Trois jeunes enfants de 5 ans passent leurs journées ensemble. Quand ils sont à 3, ils sont occupés toute la journée. Ils ne viennent solliciter les adultes que ponctuellement, pour des demandes bien précises. (« Tu fais quoi ? » ; « X fait ça, est-ce qu’il a le droit ? » ; « Je veux aller à l’épicerie, tu peux venir avec moi ? » ; ...)

La mère d’un des enfants de ce groupe me décrivait comme sa fille s’est épanouie, s’est ouverte et a pris confiance en elle depuis qu’elle s’est inscrite ici.

On pourrait penser que les adultes de l’école n’y sont pas pour grand chose, parce que…

Nous n’avons pas organisé d’atelier de coopération.

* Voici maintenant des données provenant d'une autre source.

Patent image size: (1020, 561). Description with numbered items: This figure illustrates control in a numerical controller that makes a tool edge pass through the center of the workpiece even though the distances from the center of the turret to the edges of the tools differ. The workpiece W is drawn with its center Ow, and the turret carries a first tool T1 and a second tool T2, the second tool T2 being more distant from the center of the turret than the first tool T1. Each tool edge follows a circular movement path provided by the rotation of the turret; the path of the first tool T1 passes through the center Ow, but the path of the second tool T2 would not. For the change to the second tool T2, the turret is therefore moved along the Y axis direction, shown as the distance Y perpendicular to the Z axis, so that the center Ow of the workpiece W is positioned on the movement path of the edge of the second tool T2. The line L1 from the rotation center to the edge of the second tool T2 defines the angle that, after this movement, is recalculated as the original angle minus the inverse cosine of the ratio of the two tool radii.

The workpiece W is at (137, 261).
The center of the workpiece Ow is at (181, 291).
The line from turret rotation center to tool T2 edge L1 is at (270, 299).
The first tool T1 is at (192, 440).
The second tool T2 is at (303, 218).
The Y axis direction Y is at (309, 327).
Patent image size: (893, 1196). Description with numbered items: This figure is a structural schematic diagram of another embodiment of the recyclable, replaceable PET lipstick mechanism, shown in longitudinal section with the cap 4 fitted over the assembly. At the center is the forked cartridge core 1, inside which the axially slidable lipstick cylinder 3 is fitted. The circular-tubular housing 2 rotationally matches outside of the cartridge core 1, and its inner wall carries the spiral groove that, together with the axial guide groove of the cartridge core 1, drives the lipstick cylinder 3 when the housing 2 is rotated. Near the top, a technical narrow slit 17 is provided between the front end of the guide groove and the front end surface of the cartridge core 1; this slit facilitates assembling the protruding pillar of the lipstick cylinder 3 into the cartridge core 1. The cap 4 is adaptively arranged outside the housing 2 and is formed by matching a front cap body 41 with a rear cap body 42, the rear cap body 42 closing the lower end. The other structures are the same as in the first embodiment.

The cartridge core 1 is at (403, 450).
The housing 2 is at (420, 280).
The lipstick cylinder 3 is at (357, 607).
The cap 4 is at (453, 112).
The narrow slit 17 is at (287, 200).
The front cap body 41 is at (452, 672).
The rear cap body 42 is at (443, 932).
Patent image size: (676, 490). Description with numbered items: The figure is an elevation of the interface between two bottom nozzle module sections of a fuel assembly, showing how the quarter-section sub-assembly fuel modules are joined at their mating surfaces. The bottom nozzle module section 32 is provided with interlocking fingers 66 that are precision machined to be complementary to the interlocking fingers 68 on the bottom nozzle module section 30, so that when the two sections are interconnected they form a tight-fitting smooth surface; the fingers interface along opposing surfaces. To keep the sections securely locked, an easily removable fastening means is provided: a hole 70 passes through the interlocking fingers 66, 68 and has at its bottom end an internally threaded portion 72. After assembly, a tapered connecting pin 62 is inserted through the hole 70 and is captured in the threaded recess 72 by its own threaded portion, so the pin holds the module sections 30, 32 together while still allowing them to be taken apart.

Nous n’avons pas organisé d’atelier de langage.

Nous n’avons pas proposé d’atelier découverte de poterie, de boulangerie ou de lettres.

Nous n’avons pas proposé de temps de gestion des émotions, ou de prise de confiance en soi.

En fait, nous ne remplissons pas leur emploi du temps avec ce que nous pensons utile pour les aider à se développer. Ce sont eux qui choisissent ce qui les intéresse, et c’est à travers ces activités qu’ils nourrissent leurs besoins.

Et malgré tout, nous y sommes pour beaucoup!

Mais pas de la manière dont nous pensons devoir l’être.

Les adultes ont un rôle indispensable dans notre école.

Nous insufflons une culture de l’instruction auto-dirigée, nous soutenons l’autonomie, nous défendons nos convictions concernant le respect, nous discutons et réfléchissons avec les élèves qui le souhaitent de problèmes éthiques, des limites de la liberté, de la manière d’appliquer les règles, ou de comment celles-ci peuvent être modifiées ou améliorées pour servir le collectif.

Nous considérons que les désaccords sont le fondement de la vie démocratique, car celle-ci est basée sur la cohabitation des personnes différentes.

En bref, nous défendons nos points de vue pour ce que nous pensons être bon pour l’école, c’est-à-dire pour développer le cadre qui permet aux capacités naturelles de l’enfant d’apprendre, de se développer, pour devenir un adulte autonome.

Nous répondons aux questions qui nous sont posées, discutons, écoutons, et sommes présents avec les élèves. Nous les aidons dans leurs apprentissages, quand ils en font la demande.

Nous sommes des ressources pour les élèves, non des juges, non les uniques des détenteurs de la « bonne » voie et du savoir.

Nous lâchons prise dans certains domaines, mais nous prenons place entièrement dans d’autres.